Sea slug sniffs out seaweed's chemicals, then stalks its prey
An underwater sea slug has evolved chemical foraging and defense abilities that are functionally identical to those of terrestrial insects, despite being unrelated to their land-based counterparts and living in vastly different habitats for 400 million years.
"Specialized herbivores on land and sea appear to make a living in similar ways," says University of Maine researcher Doug Rasher, whose team's findings have been published in the journal Proceedings of the National Academy of Sciences.
In seagrass beds off the Florida Keys, the sea slug Elysia tuca hunts its prey, the seaweed Halimeda incrassata, by honing in on chemical cues the seaweed emits, says the postdoctoral research associate at the Darling Marine Center.
The sea slug tracks 4-hydroxybenzoic acid released by seaweed. After locating the seaweed, the slug punctures it with its saw-like radula and sucks out chloroplasts. Since chloroplasts continue photosynthesis inside the slug, the slug becomes solar-powered, or uses light as an energy source.
This discovery is believed to be the first time an herbivore's foraging cues have been identified in a marine ecosystem.
Rasher also discovered the sea slug preferentially attacks reproducing seaweeds by sniffing out the chemical halimedatetraacetate, a toxin the seaweed produces to ward off large generalist herbivores.
The chemical, though, is not toxic to the specialized slug. Instead, Rasher says the slug steals the toxin in order to defend itself against its own predators.
"The recent PNAS paper by Rasher and others demonstrate that from an evolutionary perspective, it pays to steal," says UMaine marine scientist Bob Steneck.

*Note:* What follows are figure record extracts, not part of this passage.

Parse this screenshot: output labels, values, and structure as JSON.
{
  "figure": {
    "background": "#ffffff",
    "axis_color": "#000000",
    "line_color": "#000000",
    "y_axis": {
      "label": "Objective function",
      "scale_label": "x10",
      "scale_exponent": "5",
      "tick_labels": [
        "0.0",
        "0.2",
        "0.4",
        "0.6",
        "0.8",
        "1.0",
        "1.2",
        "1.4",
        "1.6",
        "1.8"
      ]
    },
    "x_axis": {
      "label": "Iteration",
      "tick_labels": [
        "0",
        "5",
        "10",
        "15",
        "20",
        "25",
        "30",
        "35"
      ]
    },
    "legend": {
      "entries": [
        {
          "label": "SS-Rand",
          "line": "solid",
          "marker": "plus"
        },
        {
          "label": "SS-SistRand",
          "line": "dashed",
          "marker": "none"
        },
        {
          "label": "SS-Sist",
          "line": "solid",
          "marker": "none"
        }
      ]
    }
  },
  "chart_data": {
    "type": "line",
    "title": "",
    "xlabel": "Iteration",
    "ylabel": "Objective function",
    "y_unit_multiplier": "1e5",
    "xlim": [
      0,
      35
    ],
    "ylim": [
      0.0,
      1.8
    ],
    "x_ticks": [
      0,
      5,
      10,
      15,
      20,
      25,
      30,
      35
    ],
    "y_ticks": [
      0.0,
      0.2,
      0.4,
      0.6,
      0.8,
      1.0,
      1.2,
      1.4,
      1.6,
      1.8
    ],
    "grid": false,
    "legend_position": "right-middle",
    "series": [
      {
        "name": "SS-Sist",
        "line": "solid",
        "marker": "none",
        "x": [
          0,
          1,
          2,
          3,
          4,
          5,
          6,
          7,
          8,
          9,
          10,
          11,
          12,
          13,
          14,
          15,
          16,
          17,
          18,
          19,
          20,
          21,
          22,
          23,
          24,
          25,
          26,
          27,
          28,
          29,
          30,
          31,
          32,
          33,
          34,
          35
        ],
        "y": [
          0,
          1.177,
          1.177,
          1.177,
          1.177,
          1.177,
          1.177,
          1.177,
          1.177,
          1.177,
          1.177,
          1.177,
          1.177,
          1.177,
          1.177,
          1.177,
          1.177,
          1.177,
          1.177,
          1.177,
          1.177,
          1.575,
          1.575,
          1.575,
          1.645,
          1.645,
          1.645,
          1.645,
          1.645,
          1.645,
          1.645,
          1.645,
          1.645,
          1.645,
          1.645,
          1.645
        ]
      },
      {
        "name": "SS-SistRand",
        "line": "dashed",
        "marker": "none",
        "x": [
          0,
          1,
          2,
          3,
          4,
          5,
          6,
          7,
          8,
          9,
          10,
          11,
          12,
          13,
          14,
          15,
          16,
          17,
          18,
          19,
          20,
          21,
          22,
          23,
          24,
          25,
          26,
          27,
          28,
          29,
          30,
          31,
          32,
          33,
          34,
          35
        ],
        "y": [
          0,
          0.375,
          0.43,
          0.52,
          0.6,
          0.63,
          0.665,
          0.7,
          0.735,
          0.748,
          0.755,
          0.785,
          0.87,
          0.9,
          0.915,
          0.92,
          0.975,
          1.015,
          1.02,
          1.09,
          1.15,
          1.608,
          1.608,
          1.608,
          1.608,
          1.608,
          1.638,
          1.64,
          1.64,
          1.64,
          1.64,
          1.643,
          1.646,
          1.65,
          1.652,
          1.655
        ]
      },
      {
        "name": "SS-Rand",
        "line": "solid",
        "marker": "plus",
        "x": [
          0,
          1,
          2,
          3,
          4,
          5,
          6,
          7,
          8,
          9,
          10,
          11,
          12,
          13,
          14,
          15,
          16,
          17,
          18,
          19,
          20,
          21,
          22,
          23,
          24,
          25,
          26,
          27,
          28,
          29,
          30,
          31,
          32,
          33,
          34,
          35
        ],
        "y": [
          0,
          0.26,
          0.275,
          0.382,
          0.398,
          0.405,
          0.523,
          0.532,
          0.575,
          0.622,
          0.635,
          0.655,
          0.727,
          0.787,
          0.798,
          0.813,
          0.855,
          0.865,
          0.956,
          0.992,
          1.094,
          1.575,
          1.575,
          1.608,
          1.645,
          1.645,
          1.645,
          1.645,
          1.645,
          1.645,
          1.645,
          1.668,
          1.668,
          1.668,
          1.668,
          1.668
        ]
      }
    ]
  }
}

"A sea slug seeks out and eats a toxic seaweed. It uses the seaweed's toxins to deter its predators and obtains energy from the plants solar-powered chloroplasts. Who says there's no free lunch? The sea slug's lunch is not only free—it generates metabolic power for them via photosynthesis."
Such chemical interactions are well documented in terrestrial plant-herbivore interactions. In the 1960s, for instance, medical scientist Paul Ehrlich described plant-herbivore coevolution in which caterpillars preferentially ate highly toxic plants to make themselves distasteful for predatory birds.
"It's really impressive that hordes of Elysia are able to rapidly sniff out and swarm reproductive seaweeds, considering Halimeda reproduction is rare, patchy and only 36 hours long," says Rasher, who was a doctoral candidate at the Georgia Institute of Technology when he made these discoveries.
Rasher says the gametes on reproductive seaweeds contain high levels of both chloroplasts and toxins—ripe for the taking—and that is likely why the sea slug preferentially seeks out reproductive seaweeds.
The team also learned that although Elysia is small and eats slowly, its feeding reduces the growth of Halimeda by about 50 percent and causes the seaweed to drop its calcified branches, apparently to avoid fungal infection and to rid itself of the slug.
In light of these findings, Rasher says, "The grazing impacts of this small, camouflaged herbivore went previously unnoticed, but they appear very important because Elysia's prey helps to create seagrass habitats and the sediments that accumulate in them."